Friday, September 30, 2005

University Rankings in Ireland

The Shanghai Jiaotong University has published their yearly Academic Ranking of World Universities for 2005. Harvard University, University of Cambridge and Stanford University fill the first ranks - probably as expected. The University of Southern California has reached rank 50.

Only three Irish Universities are in the first 500 - Trinity College (rank 236). University College Cork (rank 458), and University College Dublin (459). My current employer, the National University of Ireland, Galway does not make the first 500 places (whereas Stanford, USC, and Karlsruhe do). The reason is not very hard to find - the ranking ist mostly based on research results and reputation, and NUIG has only started the transition into a research university.

However, the level of funding and activity inside NUIG is increasing - examples include the centers DERI and REMEDI, Alan Ryders' group or the National High-End Computing Centre, directed by Andy Shearer (all of them funded by Science Foundation Ireland), which increases the pressure on NUIG to transform itself into a service-oriented research university. The transformation naturally puts a lot of stress on the system and it is not without pain on every side. But the university is changing and more and more emphasis is given to research excellence.

To quote Iarnród Éireann's (Irish Rail) advertising slogan: "We're not there yet, but we're getting there."

Monday, September 26, 2005

VOIP and the Semantic Web

The availability of VOIP implementations based on standards (like Asterik or even Java-based implementations will enable the integration of VOIP wither other applications. A paper by Tomas Vitvar discusses the integration of VOIP with Semantic Web Services. Also an interesting application will be the integration of VOIP with the Semantic Desktop. Consider a scenario where a user gets a call from a project collaborator. As soon as the call arrives metadata is extracted from the call (either implicit metadata (e.g., the callee) or explicit metadata (e.g., the project the call is related to) and relevant project information is openend and presented automatically, which establishes the context of the VOIP call. Part of this scenario can be realized without any changes to the SIP - other parts (e.g, the transmission of explicit metadata) may require protocol enhancements.

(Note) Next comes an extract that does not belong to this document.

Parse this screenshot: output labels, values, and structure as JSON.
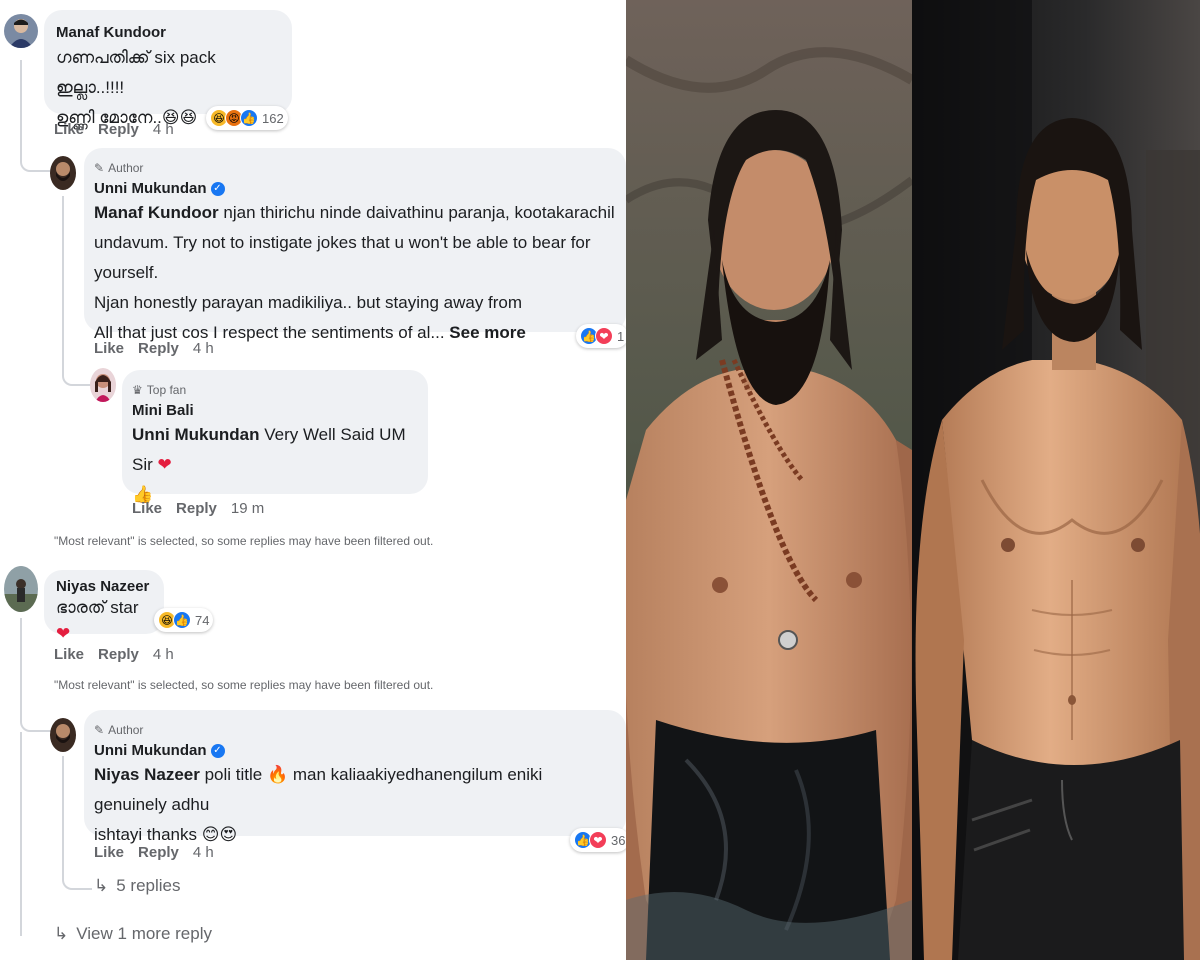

Wednesday, September 21, 2005

The Social Semantic Web vs. Semantic Web Services

It is interesting to compare different visions for the future of the (Semantic) Web. There is vision looking at Semantic Web Services, which are an extension of Web Services with Semantic Web technology. This idea is usually focusing on flexible machine to machine communication for business aspects. There is another vision focusing on social aspects of the Web and the extension of human-human communication with Semantic Web technology. Based on research grants the former has been more in the focus of attention so far, but it seems we are seeing a shift towards the latter vision.

Saturday, September 17, 2005

How to run an Internet Company (or a Research Institute)

BusinessWeek has an article about "Troubling Exits At Microsoft", talking about empoyees leaving for other companies, e.g., Google. Especially a quote from Kai-Fu Lee about Google is interesting: "the culture is very supportive, collaborative, innovative, and Internet-like -- and that's bottoms-up innovation rather than top-down direction." Fostering bottoms-up innovation is also the way a Web technology research institute needs to be run.